Fischer: The writers are very open to talking to us. Angela Kinsey, who plays Angela on the show, she and I wanted to highlight the women of the workplace, and we pitched an idea that Jan from corporate would come into the office and have a seminar with the women. That was all our idea was—we didn't have any jokes or a plot—but they took that and they made an episode around it. Also within that episode, the writer, B.J. Novak, asked me if I had ever dreamed about having anything. I told him a story about how when I was 12 I read a Choose Your Own Adventure book about a girl who had a house with a third-story tower and I always dreamed of having a tower from that moment on. He put a spin on it, and I gave a speech in the episode about reading a Choose Your Own Adventure book and wanting a terrace and a garden. Sometimes they'll ask us questions and get us talking, or during the interview segments they'll interview us in character and get us to improvise and lead us into the scripted material and go back and use the improvisation.

Whitaker: Our writers produce our show, so you really get to know them. It's a great staff. There were a couple times I got scripts and was like, "Wow." I was reading a script where they killed off a main character, and I had to sit down, I was so thrown off.

Back Stage: Ethan and Forest, you had thriving film careers before your shows. Was it jarring to step into television?
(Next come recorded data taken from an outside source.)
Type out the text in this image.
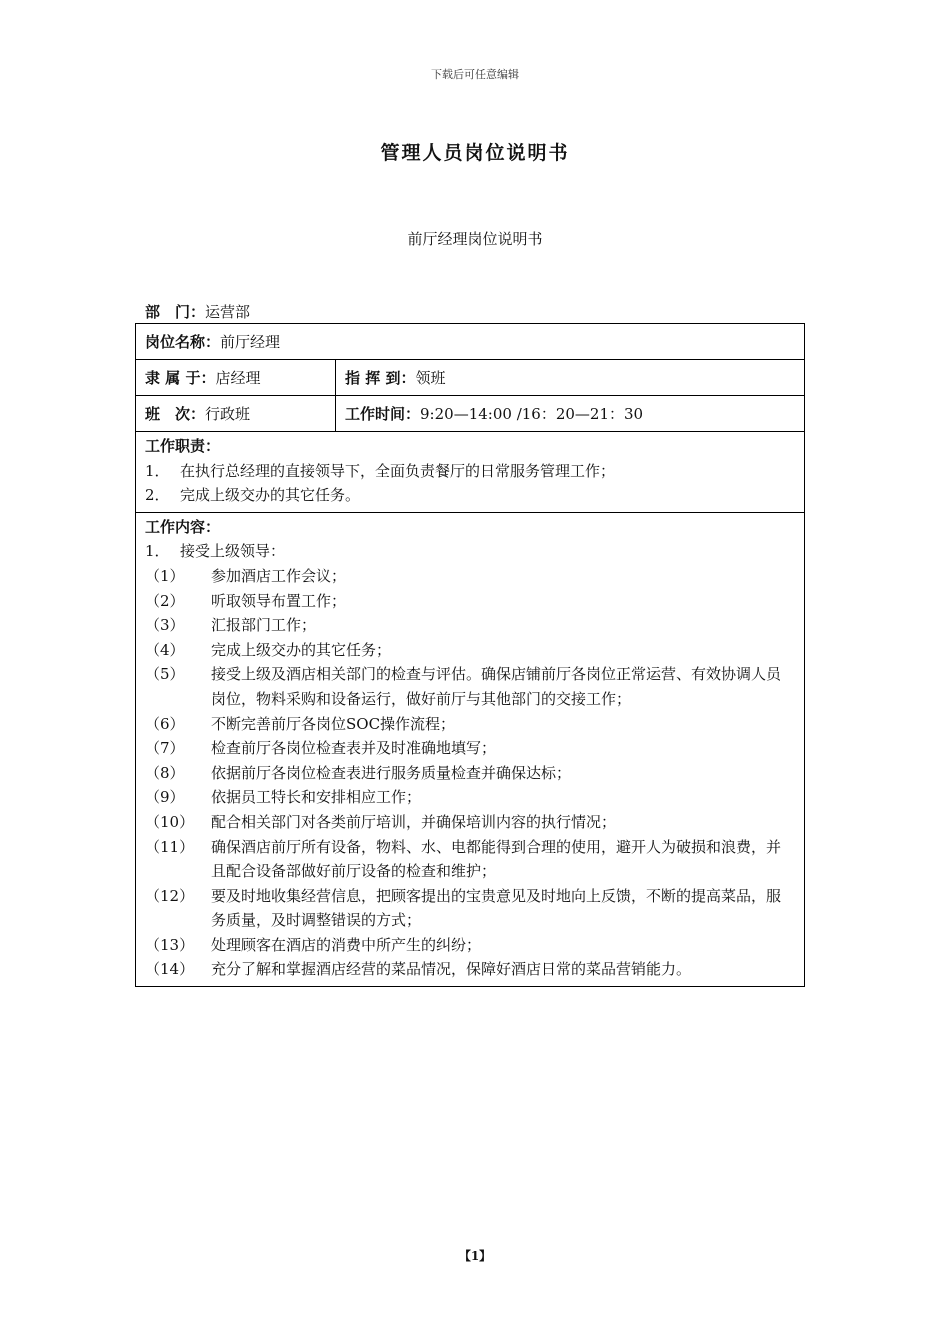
下载后可任意编辑
管理人员岗位说明书
前厅经理岗位说明书
部　门：运营部
岗位名称： 前厅经理
隶 属 于： 店经理	指 挥 到： 领班
班　次： 行政班	工作时间： 9:20—14:00 /16：20—21：30
工作职责：
1． 在执行总经理的直接领导下，全面负责餐厅的日常服务管理工作；
2． 完成上级交办的其它任务。
工作内容：
1． 接受上级领导：
（1）	参加酒店工作会议；
（2）	听取领导布置工作；
（3）	汇报部门工作；
（4）	完成上级交办的其它任务；
（5）	接受上级及酒店相关部门的检查与评估。确保店铺前厅各岗位正常运营、有效协调人员岗位，物料采购和设备运行，做好前厅与其他部门的交接工作；
（6）	不断完善前厅各岗位SOC操作流程；
（7）	检查前厅各岗位检查表并及时准确地填写；
（8）	依据前厅各岗位检查表进行服务质量检查并确保达标；
（9）	依据员工特长和安排相应工作；
（10）	配合相关部门对各类前厅培训，并确保培训内容的执行情况；
（11）	确保酒店前厅所有设备，物料、水、电都能得到合理的使用，避开人为破损和浪费，并且配合设备部做好前厅设备的检查和维护；
（12）	要及时地收集经营信息，把顾客提出的宝贵意见及时地向上反馈，不断的提高菜品，服务质量，及时调整错误的方式；
（13）	处理顾客在酒店的消费中所产生的纠纷；
（14）	充分了解和掌握酒店经营的菜品情况，保障好酒店日常的菜品营销能力。
【1】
Suplee: Not really, because the first job I ever had was on a TV show when I was 13 years old called Boy Meets World. That was much easier than what I'm doing now. It was four cameras, and you'd rehearse for four days and shoot for one. The rehearsal days were a couple hours of work, and it was super easy. When I was going to do this, I had this idea of my life on a TV show being so easy and having so much time off. But it shoots like an independent film, where we work 13 hours every day and are almost always going even later. You start your day on Monday at 5 a.m., and on Fridays you're coming in at 1 p.m. and not getting out until Saturday. So while I get to go home and see my kids and give them a kiss in their bed, it's very much a hard job. But that's good. I always felt a little bit guilty after a 20-hour workweek accepting that money. I mean, I cashed the checks, but it was in the back of my mind that this wasn't really work.

Whitaker: The show is really good with me. I did two movies while I was working on the show. I was flying back and forth to Mexico City to work on a film for most of the season, and during the two episodes of the next season, I was also working on Where the Wild Things Are.

Back Stage: Was it hard to go from playing Kavanaugh to doing a kids' film?

Whitaker: What's great about it is that they are so extremely different. The character on The Shield is so intense and driven, where Where the Wild Things Are is just like kids playing. We joke around and have bread fights.

Back Stage: Doing a weekly show, do you worry about keeping the character fresh?

Suplee: I don't like the hiatus; it kills me. It's good to have time off, but then you've got to get back into the character. I'll probably rewatch the pilot to make sure I'm not doing something totally different. I'd rather work year-round. Who needs this much time off? Downtime is bad for me; I get in trouble.

Whitaker: It was new every week for me, because the character was constantly changing. It never really felt stagnant. I think by the time we finished, it was time for me to stop, but up until then each week was new.

Fischer: Not on my show, because I feel like they're always upping the stakes, and there's so much room for my character to grow. In some ways it gets easier, because I get to know her more intimately week after week, and I learn more about her and her background.

I also don't like the hiatus, because I miss my cast. We're very close. I just saw everybody last night for the screening of the season finale, and I didn't want to leave. We get to hang out at upfronts next week, which is great. In fact, I hear Ethan and I are doing a skit together.

Suplee: I've heard that, too.

Fischer: I haven't heard what it is.

Suplee: They faxed me what I'm supposed to say, but only my lines. At one point they asked me what tricks I could do because they wanted someone to come out and juggle.

Fischer: I told them I could breathe fire; maybe they'll use that.